It didn’t take long for hackers to crack the Siri protocol and discover exactly how Siri works. The beautiful thing about the hack was that it used a Moxie Marlinspike talked about some years back. After forcing all of Siri’s internet traffic through a packet-sniffer, it became apparent that Siri communicates over HTTPS with a server at Apple.
By simply creating a certificate that looks like Apple’s but uses a a fake CA which could be installed onto the iPhone, it was simple to trick the iPhone into communicating directly with an internal server. Once this was in place, our hacker friends could get to work on figuring out what information the iPhone sends for each Siri command.
The task actually proved to be more awkward than one would expect. To begin with, Apple makes use of its own proprietary HTTP method, called ACE, in order to communicate. On top of this, the body of the HTTP message is a binary blob, which makes it relatively unclear as to what is going on inside the communication. Finally, the headers of the HTTP message seem to contain a unique ID which seems tied to the iPhone making the request, most likely to identify the device and prevent unauthorized devices from making use of the service.

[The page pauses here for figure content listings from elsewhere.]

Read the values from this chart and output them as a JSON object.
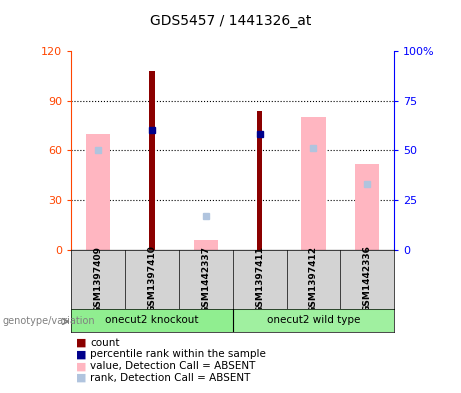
{
  "title": "GDS5457 / 1441326_at",
  "samples": [
    "GSM1397409",
    "GSM1397410",
    "GSM1442337",
    "GSM1397411",
    "GSM1397412",
    "GSM1442336"
  ],
  "count_values": [
    0,
    108,
    0,
    84,
    0,
    0
  ],
  "count_color": "#8B0000",
  "percentile_values": [
    -1,
    60,
    -1,
    58,
    -1,
    -1
  ],
  "percentile_color": "#00008B",
  "absent_value_values": [
    70,
    -1,
    6,
    -1,
    80,
    52
  ],
  "absent_value_color": "#FFB6C1",
  "absent_rank_values": [
    50,
    -1,
    17,
    -1,
    51,
    33
  ],
  "absent_rank_color": "#B0C4DE",
  "ylim_left": [
    0,
    120
  ],
  "ylim_right": [
    0,
    100
  ],
  "yticks_left": [
    0,
    30,
    60,
    90,
    120
  ],
  "yticks_right": [
    0,
    25,
    50,
    75,
    100
  ],
  "yticklabels_left": [
    "0",
    "30",
    "60",
    "90",
    "120"
  ],
  "yticklabels_right": [
    "0",
    "25",
    "50",
    "75",
    "100%"
  ],
  "left_axis_color": "#FF4500",
  "right_axis_color": "#0000FF",
  "bg_color": "#FFFFFF",
  "plot_bg_color": "#FFFFFF",
  "grid_color": "#000000",
  "absent_bar_width": 0.45,
  "count_bar_width": 0.1,
  "group1_name": "onecut2 knockout",
  "group2_name": "onecut2 wild type",
  "group_color": "#90EE90",
  "sample_bg_color": "#D3D3D3",
  "legend_items": [
    {
      "label": "count",
      "color": "#8B0000"
    },
    {
      "label": "percentile rank within the sample",
      "color": "#00008B"
    },
    {
      "label": "value, Detection Call = ABSENT",
      "color": "#FFB6C1"
    },
    {
      "label": "rank, Detection Call = ABSENT",
      "color": "#B0C4DE"
    }
  ]
}
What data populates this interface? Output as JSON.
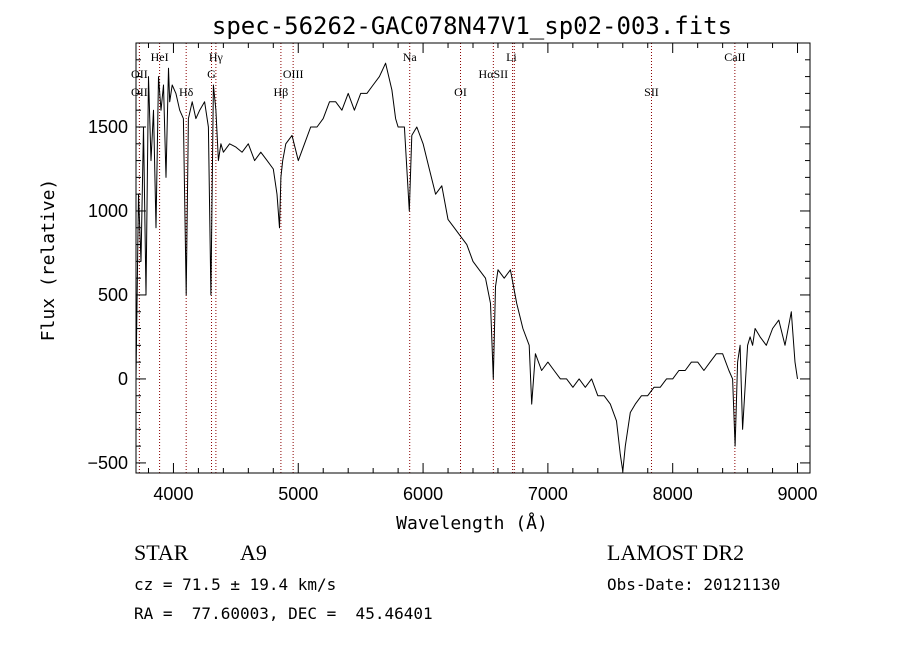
{
  "chart_data": {
    "type": "line",
    "title": "spec-56262-GAC078N47V1_sp02-003.fits",
    "xlabel": "Wavelength (Å)",
    "ylabel": "Flux (relative)",
    "xlim": [
      3700,
      9100
    ],
    "ylim": [
      -560,
      2000
    ],
    "xticks": [
      4000,
      5000,
      6000,
      7000,
      8000,
      9000
    ],
    "yticks": [
      -500,
      0,
      500,
      1000,
      1500
    ],
    "grid": false,
    "series": [
      {
        "x": [
          3700,
          3720,
          3740,
          3760,
          3780,
          3800,
          3820,
          3840,
          3860,
          3880,
          3900,
          3920,
          3940,
          3960,
          3970,
          3990,
          4020,
          4050,
          4080,
          4102,
          4120,
          4150,
          4180,
          4210,
          4250,
          4280,
          4300,
          4320,
          4340,
          4360,
          4380,
          4400,
          4450,
          4500,
          4550,
          4600,
          4650,
          4700,
          4750,
          4800,
          4830,
          4850,
          4861,
          4875,
          4900,
          4950,
          5000,
          5050,
          5100,
          5150,
          5200,
          5250,
          5300,
          5350,
          5400,
          5450,
          5500,
          5550,
          5600,
          5650,
          5700,
          5750,
          5780,
          5800,
          5850,
          5890,
          5910,
          5950,
          6000,
          6050,
          6100,
          6150,
          6200,
          6250,
          6300,
          6350,
          6400,
          6450,
          6500,
          6540,
          6563,
          6580,
          6600,
          6650,
          6700,
          6750,
          6800,
          6850,
          6870,
          6900,
          6950,
          7000,
          7050,
          7100,
          7150,
          7200,
          7250,
          7300,
          7350,
          7400,
          7450,
          7500,
          7550,
          7580,
          7600,
          7620,
          7640,
          7660,
          7700,
          7750,
          7800,
          7850,
          7900,
          7950,
          8000,
          8050,
          8100,
          8150,
          8200,
          8250,
          8300,
          8350,
          8400,
          8450,
          8480,
          8500,
          8520,
          8540,
          8560,
          8600,
          8620,
          8640,
          8660,
          8700,
          8750,
          8800,
          8850,
          8900,
          8950,
          8980,
          9000
        ],
        "values": [
          0,
          1100,
          700,
          1500,
          500,
          1800,
          1300,
          1600,
          900,
          1800,
          1600,
          1750,
          1200,
          1850,
          1650,
          1750,
          1700,
          1600,
          1550,
          500,
          1550,
          1650,
          1550,
          1600,
          1650,
          1500,
          500,
          1750,
          1600,
          1300,
          1400,
          1350,
          1400,
          1380,
          1350,
          1400,
          1300,
          1350,
          1300,
          1250,
          1100,
          900,
          1200,
          1300,
          1400,
          1450,
          1300,
          1400,
          1500,
          1500,
          1550,
          1650,
          1650,
          1600,
          1700,
          1600,
          1700,
          1700,
          1750,
          1800,
          1880,
          1720,
          1550,
          1500,
          1500,
          1000,
          1450,
          1500,
          1400,
          1250,
          1100,
          1150,
          950,
          900,
          850,
          800,
          700,
          650,
          600,
          450,
          0,
          550,
          650,
          600,
          650,
          450,
          300,
          200,
          -150,
          150,
          50,
          100,
          50,
          0,
          0,
          -50,
          0,
          -50,
          0,
          -100,
          -100,
          -150,
          -250,
          -450,
          -550,
          -400,
          -300,
          -200,
          -150,
          -100,
          -100,
          -50,
          -50,
          0,
          0,
          50,
          50,
          100,
          100,
          50,
          100,
          150,
          150,
          50,
          0,
          -400,
          100,
          200,
          -300,
          200,
          250,
          200,
          300,
          250,
          200,
          300,
          350,
          200,
          400,
          100,
          0
        ]
      }
    ],
    "line_labels": [
      {
        "label": "OII",
        "x": 3727,
        "row": 2
      },
      {
        "label": "HeI",
        "x": 3889,
        "row": 1
      },
      {
        "label": "OII",
        "x": 3727,
        "row": 3
      },
      {
        "label": "Hδ",
        "x": 4102,
        "row": 3
      },
      {
        "label": "Hγ",
        "x": 4340,
        "row": 1
      },
      {
        "label": "G",
        "x": 4305,
        "row": 2
      },
      {
        "label": "OIII",
        "x": 4959,
        "row": 2
      },
      {
        "label": "Hβ",
        "x": 4861,
        "row": 3
      },
      {
        "label": "Na",
        "x": 5893,
        "row": 1
      },
      {
        "label": "OI",
        "x": 6300,
        "row": 3
      },
      {
        "label": "Li",
        "x": 6708,
        "row": 1
      },
      {
        "label": "HαSII",
        "x": 6563,
        "row": 2
      },
      {
        "label": "SII",
        "x": 7830,
        "row": 3
      },
      {
        "label": "CaII",
        "x": 8498,
        "row": 1
      }
    ],
    "line_positions": [
      3727,
      3889,
      4102,
      4305,
      4340,
      4861,
      4959,
      5893,
      6300,
      6563,
      6717,
      6731,
      7830,
      8498
    ]
  },
  "footer": {
    "class_label": "STAR",
    "subclass": "A9",
    "survey": "LAMOST DR2",
    "cz": "cz = 71.5 ± 19.4 km/s",
    "obs_date": "Obs-Date: 20121130",
    "coords": "RA =  77.60003, DEC =  45.46401"
  },
  "colors": {
    "spectrum": "#000000",
    "line_markers": "#8b0000",
    "background": "#ffffff"
  }
}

After some very intelligent guesswork, it was possible to work out exactly what sort of content gets sent to Apple every time you use Siri. It seems that the binary blob is compressed using the zlib compression library, and ultimately it simply contains a large plist with all of the data that Apple’s servers need in order to process a Siri request. Of course, the information sent in this list will vary depending on the communication.
Generally, when you make a Siri request, all of the magic happens outside of your precious iPhone 4S. The audio content is recorded and then compressed using the Ogg Speex codec, which was developed for VOIP communications. This is then bundled up and sent back to Apple. Apple’s server processing farm, performs the voice-recognition on the audio recording and returns the text along with confidence score ratings and timestamps for each word. More than likely, other data such as your GPS co-ordinates is also sent back to Apple for processing.
The hackers at Applidium who have broken the protocol have published their tools on Github. What is really cool about their work is that it is possible to record an audio sample on a non-iPhone device, and then compress it using the Speex codec and then send it off to Apple for processing. Of course, you need your iPhone 4S’ unique identifier in order to do this, but once you’ve got it, you can rig up your old Apple desktop or PC to interface with Siri and do whatever you need it to do.
On the other hand, if you’re like me, the idea that every time you send a text message or email using Siri all of that content routes through Apple’s servers first, will send a shiver down your spine. I stopped using Gmail for my personal and company email, a long time ago.